Quarta-feira, o chefe da Guarda Municipal foi exonerado. Ele defendia uma ação conduzida pelo órgão, que fez um ensaio de procedimento auxiliando alunos da Escola Walter Belian a atravessar em segurança a movimentada RSC-287, voltando para casa. O Legislativo criticou, dizendo que aquilo não era responsabilidade da Guarda. O Executivo defendeu a GM e, depois, voltou atrás e concordou com os vereadores. Acabou ocorrendo a demissão.
A situação gerou outra polêmica na secretaria de Educação. Questionada sobre o motivo daqueles alunos não receberem o serviço do transporte escolar, dada a vulnerabilidade pela travessia, a titular da pasta apontou que quem morava de um lado não precisaria estar estudando do outro lado da 287. É que alguns moradores do Panorama estariam desrespeitando as regras de zoneamento para estudar na Walter Belian.
Mas será que não cabe focar no real problema? As crianças, afinal, seguem atravessando a faixa enquanto as preocupações se voltam ao que é ou não atribuído à Guarda Municipal. Os alunos ainda se arriscam em meio ao tráfego enquanto servidores apontam dedos para fraudes em endereços e qual escola deve ser destinada a cada comunidade. Um acidente trágico pode ocorrer a qualquer momento, enquanto o jogo político busca atender a esse ou aquele interesse.
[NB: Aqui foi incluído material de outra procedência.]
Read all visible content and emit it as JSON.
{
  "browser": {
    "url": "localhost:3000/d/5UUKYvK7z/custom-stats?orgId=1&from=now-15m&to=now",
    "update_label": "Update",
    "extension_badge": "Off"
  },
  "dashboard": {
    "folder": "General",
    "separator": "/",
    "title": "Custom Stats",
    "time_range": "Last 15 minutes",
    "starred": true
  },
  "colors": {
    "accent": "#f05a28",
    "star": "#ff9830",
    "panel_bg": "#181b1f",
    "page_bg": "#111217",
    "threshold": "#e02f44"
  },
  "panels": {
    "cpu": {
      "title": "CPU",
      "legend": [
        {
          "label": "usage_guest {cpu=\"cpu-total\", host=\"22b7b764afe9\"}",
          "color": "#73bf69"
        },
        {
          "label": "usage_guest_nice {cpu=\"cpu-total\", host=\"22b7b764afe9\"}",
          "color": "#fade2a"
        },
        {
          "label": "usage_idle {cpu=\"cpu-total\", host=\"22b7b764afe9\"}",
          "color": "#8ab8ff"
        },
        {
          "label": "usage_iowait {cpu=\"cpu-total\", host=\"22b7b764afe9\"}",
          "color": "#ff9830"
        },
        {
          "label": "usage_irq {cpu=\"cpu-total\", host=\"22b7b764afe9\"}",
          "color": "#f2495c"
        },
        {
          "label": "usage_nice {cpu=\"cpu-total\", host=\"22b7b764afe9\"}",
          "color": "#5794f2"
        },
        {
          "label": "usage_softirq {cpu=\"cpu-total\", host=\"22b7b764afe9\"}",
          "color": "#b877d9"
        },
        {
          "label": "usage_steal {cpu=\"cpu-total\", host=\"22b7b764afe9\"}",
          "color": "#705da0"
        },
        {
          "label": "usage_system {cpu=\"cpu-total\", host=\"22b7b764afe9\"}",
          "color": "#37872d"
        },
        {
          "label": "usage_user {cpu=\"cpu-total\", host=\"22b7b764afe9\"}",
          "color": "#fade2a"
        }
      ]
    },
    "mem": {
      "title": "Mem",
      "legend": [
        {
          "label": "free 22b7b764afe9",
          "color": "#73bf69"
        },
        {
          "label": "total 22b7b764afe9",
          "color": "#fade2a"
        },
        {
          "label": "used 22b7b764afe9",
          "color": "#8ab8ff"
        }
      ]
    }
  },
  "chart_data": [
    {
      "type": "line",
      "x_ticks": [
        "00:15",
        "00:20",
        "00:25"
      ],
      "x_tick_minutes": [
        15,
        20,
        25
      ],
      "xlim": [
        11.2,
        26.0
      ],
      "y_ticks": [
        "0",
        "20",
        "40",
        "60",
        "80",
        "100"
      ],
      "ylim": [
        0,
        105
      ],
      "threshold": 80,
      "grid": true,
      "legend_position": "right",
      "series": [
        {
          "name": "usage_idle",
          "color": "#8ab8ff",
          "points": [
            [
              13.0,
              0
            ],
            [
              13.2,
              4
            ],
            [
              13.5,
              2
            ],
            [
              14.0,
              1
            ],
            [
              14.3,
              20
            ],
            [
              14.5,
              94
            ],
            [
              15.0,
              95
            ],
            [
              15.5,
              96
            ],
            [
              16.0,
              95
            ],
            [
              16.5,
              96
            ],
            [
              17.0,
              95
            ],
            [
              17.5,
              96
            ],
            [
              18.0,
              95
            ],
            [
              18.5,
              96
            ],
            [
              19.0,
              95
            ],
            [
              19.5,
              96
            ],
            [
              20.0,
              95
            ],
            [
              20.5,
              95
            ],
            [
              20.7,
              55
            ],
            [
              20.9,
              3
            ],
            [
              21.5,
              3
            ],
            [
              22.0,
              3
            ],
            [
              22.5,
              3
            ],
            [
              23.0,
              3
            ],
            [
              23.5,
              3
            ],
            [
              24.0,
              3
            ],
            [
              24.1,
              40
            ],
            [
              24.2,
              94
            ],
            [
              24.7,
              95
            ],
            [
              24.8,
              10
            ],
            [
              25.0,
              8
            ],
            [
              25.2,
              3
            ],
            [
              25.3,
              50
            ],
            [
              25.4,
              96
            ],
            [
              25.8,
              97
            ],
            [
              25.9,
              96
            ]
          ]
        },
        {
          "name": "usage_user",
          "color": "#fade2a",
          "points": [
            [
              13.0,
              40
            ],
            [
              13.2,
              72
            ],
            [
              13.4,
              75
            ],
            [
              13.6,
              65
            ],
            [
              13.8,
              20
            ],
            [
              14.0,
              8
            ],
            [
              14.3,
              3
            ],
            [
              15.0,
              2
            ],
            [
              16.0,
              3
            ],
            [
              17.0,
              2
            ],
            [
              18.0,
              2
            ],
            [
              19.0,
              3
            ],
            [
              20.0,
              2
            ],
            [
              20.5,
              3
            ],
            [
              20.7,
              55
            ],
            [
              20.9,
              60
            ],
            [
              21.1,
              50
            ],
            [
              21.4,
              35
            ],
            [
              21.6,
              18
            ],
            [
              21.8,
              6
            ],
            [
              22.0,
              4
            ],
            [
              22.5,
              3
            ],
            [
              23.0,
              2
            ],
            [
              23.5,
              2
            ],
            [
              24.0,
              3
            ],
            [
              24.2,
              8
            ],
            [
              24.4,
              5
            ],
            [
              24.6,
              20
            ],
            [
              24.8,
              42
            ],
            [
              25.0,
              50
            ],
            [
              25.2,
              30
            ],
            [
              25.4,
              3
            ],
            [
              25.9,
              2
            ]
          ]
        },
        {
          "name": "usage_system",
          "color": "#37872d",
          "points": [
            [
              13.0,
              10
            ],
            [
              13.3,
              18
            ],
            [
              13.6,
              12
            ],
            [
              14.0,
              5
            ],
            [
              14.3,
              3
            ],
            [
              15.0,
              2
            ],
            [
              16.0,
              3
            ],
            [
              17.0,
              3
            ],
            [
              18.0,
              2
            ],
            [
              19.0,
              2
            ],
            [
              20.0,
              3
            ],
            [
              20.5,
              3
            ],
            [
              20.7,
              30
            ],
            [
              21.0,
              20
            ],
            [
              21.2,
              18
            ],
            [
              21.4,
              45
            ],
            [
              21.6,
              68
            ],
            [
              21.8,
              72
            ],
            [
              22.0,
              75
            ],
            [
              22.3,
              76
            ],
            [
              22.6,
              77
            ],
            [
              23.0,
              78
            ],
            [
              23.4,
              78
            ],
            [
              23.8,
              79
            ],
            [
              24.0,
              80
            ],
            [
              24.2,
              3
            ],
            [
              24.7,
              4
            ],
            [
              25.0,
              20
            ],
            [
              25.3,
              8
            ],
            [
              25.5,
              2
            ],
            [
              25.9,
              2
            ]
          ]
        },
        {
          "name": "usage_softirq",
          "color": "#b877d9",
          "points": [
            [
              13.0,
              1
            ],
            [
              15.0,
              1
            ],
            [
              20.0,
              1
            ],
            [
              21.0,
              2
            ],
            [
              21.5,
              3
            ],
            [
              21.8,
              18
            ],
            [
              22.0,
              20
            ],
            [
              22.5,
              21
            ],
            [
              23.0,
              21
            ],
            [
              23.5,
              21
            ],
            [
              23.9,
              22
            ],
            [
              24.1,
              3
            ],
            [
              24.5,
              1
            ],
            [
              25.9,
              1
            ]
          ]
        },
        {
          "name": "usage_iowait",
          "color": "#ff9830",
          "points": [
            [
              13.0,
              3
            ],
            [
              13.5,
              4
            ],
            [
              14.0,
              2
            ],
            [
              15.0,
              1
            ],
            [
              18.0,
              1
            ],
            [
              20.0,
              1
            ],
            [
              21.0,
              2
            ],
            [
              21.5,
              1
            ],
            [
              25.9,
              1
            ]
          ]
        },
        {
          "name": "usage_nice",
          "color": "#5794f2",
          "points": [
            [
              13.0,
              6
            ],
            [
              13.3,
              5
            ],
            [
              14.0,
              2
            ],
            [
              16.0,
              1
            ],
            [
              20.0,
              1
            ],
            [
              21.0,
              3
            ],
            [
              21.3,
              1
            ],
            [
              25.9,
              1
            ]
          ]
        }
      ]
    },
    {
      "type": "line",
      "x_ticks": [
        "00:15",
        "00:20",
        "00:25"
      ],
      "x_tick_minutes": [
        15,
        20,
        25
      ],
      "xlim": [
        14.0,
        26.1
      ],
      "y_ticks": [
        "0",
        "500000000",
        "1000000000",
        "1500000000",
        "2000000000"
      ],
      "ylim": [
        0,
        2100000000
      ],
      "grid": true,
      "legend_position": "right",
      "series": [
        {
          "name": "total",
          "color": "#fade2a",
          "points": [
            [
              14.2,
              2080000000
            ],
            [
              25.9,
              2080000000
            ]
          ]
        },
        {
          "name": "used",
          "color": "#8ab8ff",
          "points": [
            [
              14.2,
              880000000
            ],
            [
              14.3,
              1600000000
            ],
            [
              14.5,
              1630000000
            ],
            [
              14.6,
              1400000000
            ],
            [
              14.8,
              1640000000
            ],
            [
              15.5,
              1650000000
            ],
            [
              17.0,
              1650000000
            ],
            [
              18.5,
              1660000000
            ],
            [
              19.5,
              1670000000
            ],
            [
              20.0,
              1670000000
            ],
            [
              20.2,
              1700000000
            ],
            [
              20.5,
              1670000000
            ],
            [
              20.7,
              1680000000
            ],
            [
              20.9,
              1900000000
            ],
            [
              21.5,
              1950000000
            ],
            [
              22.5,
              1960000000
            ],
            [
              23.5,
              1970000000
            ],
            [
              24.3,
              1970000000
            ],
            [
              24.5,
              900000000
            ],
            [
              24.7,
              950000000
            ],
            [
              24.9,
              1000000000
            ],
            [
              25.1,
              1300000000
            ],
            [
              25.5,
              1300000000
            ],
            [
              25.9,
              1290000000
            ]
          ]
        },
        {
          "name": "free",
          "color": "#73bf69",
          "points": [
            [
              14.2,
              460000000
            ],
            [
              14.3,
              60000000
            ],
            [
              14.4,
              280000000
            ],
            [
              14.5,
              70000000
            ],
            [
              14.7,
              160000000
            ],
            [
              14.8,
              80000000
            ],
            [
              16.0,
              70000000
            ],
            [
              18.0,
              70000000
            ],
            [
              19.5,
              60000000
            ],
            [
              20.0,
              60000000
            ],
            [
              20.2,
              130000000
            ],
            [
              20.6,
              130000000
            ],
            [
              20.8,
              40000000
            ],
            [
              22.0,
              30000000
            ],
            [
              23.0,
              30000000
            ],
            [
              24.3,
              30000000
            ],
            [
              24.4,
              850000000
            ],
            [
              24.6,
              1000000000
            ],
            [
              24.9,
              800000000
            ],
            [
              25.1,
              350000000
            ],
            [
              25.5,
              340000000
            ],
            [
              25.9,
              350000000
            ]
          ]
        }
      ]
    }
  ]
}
O semáforo da 287? As rótulas da 287? A travessia da 287? É difícil por ordem na extensa lista de promessas feitas para resolver os problemas da rodovia. Mas condenar a ação de quem tentou fazer algo para ajudar aos jovens por ali parece um tanto absurdo. É preciso manter o foco no que realmente importa e resolver o problema.